Five years ago, I spent a few days hiking in Yosemite National Park with my family. A few days after we left, the National Park Service put out a notice of an outbreak of Hantavirus – a disease transmitted by air and hosted by mice. This was the first time I had ever heard of this virus with nearly a 40% fatality rate.
The relevance of this virus to piano tuners and piano owners is that old pianos often serve a second purpose as mouse hotels. Even if you haven't seen any mice around your house, if you haven't physically opened up your piano in the past few years and checked for mice nests or droppings, there is more than a slim chance that mice live or have lived in your piano. I would say that over 25% of upright pianos that I open up show some sign of mouse inhabitation.
There is a lot of concern about Hantavirus in the piano technician community (rightly so), but I find that there is also a lot of misinformation. I'd like to try to clear things up a bit here.
First of all, the Center for Disease Control and Prevention (CDC) is the best place to get good, non-sensationalized information about this issue. Hobbyist and even professional web forums are full of hyperbole and misinformation.
Hantavirus was first recognized in 1993 in Northwest New Mexico. Since it's discovery, more than 96% of reported cases have occurred west of the Mississippi River.

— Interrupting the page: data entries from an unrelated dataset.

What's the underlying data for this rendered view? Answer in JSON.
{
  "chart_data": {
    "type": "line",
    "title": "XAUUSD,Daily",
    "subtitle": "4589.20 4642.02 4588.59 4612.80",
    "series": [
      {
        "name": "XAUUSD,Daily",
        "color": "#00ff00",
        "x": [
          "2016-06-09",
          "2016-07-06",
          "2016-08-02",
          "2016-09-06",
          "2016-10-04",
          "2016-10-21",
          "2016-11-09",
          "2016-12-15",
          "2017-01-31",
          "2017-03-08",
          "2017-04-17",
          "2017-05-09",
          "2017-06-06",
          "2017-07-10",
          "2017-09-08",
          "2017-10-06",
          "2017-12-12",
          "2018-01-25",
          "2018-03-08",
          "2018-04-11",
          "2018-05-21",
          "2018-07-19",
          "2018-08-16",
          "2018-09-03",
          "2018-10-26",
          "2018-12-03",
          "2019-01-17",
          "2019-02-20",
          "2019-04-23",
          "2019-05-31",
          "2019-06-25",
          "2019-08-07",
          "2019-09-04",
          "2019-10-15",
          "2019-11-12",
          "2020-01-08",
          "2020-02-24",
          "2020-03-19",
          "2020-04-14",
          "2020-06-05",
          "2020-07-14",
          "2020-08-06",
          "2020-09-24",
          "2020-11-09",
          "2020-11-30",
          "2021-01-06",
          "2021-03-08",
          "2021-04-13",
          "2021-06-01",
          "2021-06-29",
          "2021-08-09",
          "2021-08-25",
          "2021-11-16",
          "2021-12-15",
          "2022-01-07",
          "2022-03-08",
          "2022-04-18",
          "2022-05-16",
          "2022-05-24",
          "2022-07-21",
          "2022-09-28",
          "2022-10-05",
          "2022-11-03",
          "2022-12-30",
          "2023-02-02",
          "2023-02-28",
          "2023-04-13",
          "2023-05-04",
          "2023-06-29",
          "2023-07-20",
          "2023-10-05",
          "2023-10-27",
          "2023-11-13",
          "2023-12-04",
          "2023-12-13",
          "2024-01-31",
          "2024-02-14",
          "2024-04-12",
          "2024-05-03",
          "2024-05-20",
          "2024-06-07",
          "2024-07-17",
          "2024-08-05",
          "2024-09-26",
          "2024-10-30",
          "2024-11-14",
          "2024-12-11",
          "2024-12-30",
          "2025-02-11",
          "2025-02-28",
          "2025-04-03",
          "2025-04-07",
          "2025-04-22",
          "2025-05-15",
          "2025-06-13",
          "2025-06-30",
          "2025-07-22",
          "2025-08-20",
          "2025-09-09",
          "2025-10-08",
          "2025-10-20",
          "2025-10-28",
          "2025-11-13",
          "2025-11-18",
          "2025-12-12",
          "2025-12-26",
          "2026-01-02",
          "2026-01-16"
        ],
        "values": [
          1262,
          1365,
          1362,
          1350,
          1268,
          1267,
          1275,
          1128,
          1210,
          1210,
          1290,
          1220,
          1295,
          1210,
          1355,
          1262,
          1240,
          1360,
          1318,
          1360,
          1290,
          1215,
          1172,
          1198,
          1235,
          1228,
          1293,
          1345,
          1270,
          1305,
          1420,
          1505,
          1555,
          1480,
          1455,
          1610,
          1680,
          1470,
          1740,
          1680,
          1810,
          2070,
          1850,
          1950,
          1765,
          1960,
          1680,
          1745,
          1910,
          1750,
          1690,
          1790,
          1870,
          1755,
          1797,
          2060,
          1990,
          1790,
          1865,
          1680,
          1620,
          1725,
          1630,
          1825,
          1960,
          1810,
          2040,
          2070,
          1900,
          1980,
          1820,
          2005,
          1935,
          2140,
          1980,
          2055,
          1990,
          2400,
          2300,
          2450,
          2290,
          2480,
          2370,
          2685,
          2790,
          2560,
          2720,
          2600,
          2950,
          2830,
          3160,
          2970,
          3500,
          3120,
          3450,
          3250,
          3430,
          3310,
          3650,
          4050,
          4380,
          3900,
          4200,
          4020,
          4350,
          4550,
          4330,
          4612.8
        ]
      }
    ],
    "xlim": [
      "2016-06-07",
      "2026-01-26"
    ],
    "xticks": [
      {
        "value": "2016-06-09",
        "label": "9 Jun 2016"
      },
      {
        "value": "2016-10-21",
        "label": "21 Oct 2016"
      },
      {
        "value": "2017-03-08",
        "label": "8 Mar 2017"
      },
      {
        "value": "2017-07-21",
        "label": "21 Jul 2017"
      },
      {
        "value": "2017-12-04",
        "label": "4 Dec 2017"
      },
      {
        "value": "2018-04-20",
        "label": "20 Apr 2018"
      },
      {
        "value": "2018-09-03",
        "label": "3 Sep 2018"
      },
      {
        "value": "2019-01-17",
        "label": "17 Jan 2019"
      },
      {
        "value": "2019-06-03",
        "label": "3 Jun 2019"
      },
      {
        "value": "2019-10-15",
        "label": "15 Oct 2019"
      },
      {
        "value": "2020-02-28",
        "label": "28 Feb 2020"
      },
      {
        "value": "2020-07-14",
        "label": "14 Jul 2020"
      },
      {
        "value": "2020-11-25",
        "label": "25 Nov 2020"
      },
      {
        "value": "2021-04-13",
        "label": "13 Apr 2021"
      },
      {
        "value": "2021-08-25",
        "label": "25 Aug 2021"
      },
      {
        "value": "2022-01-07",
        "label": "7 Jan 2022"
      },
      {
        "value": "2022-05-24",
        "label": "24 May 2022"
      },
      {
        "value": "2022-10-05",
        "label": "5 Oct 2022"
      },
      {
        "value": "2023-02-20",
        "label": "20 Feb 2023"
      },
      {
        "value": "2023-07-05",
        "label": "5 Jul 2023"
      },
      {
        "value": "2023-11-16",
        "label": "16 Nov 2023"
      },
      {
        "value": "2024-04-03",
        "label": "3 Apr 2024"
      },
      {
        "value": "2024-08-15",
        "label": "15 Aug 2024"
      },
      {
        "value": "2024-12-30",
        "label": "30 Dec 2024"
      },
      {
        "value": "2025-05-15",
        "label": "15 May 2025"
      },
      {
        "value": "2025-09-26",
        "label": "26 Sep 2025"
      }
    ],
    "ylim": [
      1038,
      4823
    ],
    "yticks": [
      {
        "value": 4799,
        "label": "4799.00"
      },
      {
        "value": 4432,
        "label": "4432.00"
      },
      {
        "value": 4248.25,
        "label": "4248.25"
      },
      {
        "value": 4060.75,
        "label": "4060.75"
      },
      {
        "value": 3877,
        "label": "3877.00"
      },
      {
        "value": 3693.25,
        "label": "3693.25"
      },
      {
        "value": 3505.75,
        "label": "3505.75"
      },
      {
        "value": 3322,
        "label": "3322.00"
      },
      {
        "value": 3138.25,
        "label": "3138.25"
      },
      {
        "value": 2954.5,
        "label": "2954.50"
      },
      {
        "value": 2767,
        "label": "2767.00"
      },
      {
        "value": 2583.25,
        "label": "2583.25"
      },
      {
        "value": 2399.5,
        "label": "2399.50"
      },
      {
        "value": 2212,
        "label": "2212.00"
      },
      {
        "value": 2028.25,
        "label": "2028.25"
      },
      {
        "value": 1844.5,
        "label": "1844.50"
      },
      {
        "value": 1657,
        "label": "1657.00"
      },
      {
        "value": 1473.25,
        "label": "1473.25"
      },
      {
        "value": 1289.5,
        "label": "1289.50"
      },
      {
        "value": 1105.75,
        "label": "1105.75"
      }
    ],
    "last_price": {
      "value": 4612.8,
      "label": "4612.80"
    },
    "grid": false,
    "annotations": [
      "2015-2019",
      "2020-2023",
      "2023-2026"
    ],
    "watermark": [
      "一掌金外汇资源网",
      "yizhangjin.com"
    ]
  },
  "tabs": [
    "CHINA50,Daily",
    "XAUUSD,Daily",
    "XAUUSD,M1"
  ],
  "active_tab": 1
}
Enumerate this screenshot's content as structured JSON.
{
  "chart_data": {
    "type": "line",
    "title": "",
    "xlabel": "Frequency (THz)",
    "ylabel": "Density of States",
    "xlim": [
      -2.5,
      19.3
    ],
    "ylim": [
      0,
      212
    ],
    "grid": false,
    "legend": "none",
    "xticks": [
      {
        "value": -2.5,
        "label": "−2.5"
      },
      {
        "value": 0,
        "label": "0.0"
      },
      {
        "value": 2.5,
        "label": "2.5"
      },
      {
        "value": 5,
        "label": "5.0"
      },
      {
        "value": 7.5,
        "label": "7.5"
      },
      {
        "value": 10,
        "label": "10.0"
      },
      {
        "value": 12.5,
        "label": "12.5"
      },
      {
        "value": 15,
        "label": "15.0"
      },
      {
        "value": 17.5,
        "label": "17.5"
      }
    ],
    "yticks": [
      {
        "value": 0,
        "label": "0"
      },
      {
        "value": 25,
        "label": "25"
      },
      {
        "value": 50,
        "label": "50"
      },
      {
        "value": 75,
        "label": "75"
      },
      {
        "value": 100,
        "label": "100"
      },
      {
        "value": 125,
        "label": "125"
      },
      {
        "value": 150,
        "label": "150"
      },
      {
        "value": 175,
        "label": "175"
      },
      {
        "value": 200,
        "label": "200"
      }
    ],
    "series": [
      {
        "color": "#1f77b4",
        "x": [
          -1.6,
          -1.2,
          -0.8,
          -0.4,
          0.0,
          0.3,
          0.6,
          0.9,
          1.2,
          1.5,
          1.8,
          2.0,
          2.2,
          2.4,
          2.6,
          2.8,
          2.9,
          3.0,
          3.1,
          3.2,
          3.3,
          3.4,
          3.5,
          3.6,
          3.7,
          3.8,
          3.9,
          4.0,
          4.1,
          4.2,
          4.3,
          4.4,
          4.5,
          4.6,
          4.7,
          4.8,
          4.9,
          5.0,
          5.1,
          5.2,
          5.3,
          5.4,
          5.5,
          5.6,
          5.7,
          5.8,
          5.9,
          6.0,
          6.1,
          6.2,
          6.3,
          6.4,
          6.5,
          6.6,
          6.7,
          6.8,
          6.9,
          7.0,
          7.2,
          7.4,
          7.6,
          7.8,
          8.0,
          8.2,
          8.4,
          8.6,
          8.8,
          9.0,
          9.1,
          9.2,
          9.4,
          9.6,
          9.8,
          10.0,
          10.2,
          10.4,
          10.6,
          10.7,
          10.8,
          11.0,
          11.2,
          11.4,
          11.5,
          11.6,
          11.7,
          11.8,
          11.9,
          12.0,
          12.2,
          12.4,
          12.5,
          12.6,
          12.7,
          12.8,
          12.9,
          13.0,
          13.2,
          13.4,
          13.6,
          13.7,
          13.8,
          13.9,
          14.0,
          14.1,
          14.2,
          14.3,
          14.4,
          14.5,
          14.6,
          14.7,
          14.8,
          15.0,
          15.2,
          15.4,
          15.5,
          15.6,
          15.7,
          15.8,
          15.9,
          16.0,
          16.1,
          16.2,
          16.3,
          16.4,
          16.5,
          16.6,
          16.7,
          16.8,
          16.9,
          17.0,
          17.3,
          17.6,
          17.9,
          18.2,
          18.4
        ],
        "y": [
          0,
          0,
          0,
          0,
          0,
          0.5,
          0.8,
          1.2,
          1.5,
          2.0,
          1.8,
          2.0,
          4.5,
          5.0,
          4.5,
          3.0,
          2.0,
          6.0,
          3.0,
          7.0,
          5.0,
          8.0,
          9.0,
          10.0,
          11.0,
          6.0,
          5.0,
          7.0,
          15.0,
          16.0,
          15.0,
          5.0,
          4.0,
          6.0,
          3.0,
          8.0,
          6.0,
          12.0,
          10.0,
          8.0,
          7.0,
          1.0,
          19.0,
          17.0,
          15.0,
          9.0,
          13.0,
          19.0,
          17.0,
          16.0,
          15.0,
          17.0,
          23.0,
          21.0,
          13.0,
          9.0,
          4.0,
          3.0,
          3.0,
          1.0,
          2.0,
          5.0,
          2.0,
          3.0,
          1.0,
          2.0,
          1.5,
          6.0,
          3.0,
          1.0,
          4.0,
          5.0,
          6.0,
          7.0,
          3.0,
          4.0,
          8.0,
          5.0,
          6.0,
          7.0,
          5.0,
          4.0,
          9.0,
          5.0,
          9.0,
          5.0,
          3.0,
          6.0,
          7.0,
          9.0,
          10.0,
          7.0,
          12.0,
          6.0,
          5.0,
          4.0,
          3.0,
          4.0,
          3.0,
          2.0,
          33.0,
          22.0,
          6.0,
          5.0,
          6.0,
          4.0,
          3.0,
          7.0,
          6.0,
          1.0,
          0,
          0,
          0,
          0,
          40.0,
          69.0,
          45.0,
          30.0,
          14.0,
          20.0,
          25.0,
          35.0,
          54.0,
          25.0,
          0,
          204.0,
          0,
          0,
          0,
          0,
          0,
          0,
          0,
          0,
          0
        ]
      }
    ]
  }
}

Hantavirus is spread through rodent feces and urine. It is kicked up into the air when mouse droppings are disturbed and causes infection when breathed in by humans. Hantavirus doesn't seem to live long once exposed to air or sunlight. For humans to become infected, there must be an active mouse infestation. Droppings that are more than several days old are unlikely to harbor the virus.
There have been only two cases of Hantavirus with known exposure in Louisiana.
The virus is carried by several species of rodent: the deer mouse, cotton rat, rice rat, and white-footed mouse. All of these usually live in rural areas, but the deer mouse and cotton rat can sometimes be found in cities under certain conditions. House mice rarely, if ever, carry the virus. Barns, sheds, and other unattached structures in rural areas are the most common places to find the virus, and therefore require the most caution when cleaning or working in.